Sheril Kirshenbaum, the director of the UT Energy Poll at the University of Texas at Austin, is a 2012 Marshall Memorial Fellow.

 

 

  • Martin Tillier

    The move towards making emission-free energy form as large a part of
    domestic and, in some cases, light industrial consumption as is
    possible, is already a matter of government run systems of targets to
    meet by due dates, it’s not working very well in Britain, and carbon
    taxing is a fraud. In Germany, as you doubtless know, they actually have
    an energy policy that is looking more and more realistic as it
    develops. They, the Germans, are phasing out nuclear, and, for the
    moment, relying heavily on imports of gas, and exporting the coal they
    can’t burn, in order to meet targets, while investing heavily in
    emission free generation via solar technology. Right now, there is a
    technology, brand new, whereby what looks like ordinary sheet glass, is
    actually a photovoltaic device, collecting energy and transferring it to
    wherever it might be required. Although this technology is not
    available on the open market yet, it soon will be, and rivals to it,
    which competition would be good for growth in this very sector where we are going to need it most, emission free technologies that are cheap* to produce and maintain, and can be, ‘plugged-in’ to any modern state’s existing energy
    grid. My two cents for the moment.

  • Kalman Koczo

    As a scientist at a chemical company making chemical for oil & gas I am reading, learning these days a lot about the great changes in the exploration and production of hydrocarbons, which is often called a “revolution” of the petroleum industry and it involves not only the “fracking revolution”, but also the huge investments in deep sea (mostly in the Gulf of Mexico) oil platform (SPARs) and the new, and environmentally more friendly methods of producing crude from the oil sands of Canada (mostly Alberta) with steam assisted methods. I agree with Sheril that an improved dialogue between the US (Canada) and the EU would be very beneficial in finding solutions for the pressing dependency of the EU on Russian crude oil. While a permit was just issued to some US companies to export light crude oil (and probably more permits will come in the future), it is important to emphasize that currently the oil production of the US, with all this revolution happening, is about HALF of its consumption, so it should take probably many years until the US can become a major oil exporter.

  • Sheril Kirshenbaum

    I agree with you Kalman and thanks for commenting.
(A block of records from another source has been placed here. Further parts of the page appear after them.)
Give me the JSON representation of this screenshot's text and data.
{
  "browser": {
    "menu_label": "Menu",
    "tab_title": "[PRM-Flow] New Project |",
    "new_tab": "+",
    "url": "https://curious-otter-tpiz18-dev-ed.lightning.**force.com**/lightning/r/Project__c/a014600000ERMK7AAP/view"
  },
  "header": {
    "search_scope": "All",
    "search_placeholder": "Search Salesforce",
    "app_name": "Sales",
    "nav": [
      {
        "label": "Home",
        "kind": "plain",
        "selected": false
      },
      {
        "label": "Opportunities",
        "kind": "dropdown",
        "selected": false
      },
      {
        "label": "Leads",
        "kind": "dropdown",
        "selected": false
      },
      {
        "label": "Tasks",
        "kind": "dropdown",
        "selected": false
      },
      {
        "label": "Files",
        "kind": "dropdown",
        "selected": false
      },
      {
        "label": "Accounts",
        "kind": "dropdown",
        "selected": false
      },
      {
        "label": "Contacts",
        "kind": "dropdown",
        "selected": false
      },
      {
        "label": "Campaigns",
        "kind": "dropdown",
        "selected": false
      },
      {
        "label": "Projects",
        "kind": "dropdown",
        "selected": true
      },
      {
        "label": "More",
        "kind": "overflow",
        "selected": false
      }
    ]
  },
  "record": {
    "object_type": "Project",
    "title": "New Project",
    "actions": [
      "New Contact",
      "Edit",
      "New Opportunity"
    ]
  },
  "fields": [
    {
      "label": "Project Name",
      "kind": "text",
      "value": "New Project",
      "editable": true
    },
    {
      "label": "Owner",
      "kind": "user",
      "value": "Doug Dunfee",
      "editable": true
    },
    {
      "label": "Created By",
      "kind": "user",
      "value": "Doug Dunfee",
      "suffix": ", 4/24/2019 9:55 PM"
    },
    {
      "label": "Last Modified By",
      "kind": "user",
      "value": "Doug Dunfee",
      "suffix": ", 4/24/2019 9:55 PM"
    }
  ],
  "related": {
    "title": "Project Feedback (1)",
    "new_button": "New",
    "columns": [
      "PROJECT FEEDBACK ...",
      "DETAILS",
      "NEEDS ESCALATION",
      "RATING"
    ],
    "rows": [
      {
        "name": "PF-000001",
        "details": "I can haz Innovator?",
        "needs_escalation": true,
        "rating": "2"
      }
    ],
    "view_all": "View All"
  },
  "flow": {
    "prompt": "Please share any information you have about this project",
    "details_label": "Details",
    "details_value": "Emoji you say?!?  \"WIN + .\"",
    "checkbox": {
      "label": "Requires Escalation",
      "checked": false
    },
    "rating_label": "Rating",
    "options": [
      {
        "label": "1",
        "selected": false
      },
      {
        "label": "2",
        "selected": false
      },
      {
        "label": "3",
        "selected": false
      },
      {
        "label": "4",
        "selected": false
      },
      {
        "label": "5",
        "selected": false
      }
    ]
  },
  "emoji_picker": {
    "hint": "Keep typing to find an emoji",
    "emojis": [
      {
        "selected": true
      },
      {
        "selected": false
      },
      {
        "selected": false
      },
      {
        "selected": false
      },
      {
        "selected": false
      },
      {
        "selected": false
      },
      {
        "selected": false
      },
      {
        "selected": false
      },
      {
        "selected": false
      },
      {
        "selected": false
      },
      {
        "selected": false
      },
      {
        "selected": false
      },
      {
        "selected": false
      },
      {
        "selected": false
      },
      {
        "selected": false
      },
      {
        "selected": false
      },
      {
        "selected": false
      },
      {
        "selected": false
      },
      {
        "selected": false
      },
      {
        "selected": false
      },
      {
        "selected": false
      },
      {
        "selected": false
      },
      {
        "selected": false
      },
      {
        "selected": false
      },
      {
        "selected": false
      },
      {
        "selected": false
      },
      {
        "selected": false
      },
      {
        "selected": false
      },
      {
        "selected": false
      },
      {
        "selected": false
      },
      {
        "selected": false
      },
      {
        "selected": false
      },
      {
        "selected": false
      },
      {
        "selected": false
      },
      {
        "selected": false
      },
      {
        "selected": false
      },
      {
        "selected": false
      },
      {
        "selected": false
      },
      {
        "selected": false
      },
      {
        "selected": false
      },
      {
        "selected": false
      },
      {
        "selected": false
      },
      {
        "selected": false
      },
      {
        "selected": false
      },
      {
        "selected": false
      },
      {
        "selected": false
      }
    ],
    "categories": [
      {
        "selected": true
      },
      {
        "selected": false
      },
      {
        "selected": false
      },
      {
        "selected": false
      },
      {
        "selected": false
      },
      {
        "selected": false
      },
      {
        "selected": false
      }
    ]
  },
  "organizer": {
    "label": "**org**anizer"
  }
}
    U.S. dependency on foreign oil has been decreasing–and that trend is
    projected to continue over the coming decades. And it’s not just due to
    the rise in domestic natural gas production. More efficient energy
    technologies along with rising energy prices have concurrently reduced
    demand.

    EIA expects a 4 percent net import share of total U.S.
    energy consumption by 2040 – And that 4 percent isn’t likely going to
    need to travel very far. For example, consider America’s ‘foreign’ oil
    suppliers in 2012: Our closest neighbors, Canada and Mexico, provided
    well over 1/3 of imports alone. For comparison, we received 13 percent
    from Saudi Arabia and just 6 percent from Iraq.

    Overall the United States is looking a lot more energy independent in the years to come. And that’s a good thing. Here’s an interesting look at the EIA’s projection on total energy production and consumption into the future. http://www.eia.gov/forecasts/aeo/er/early_production.cfm?src=Natural-b2

  • Sheril Kirshenbaum

    In terms of efficiency improvements and advances in renewable technologies, there’s certainly a lot to be optimistic about.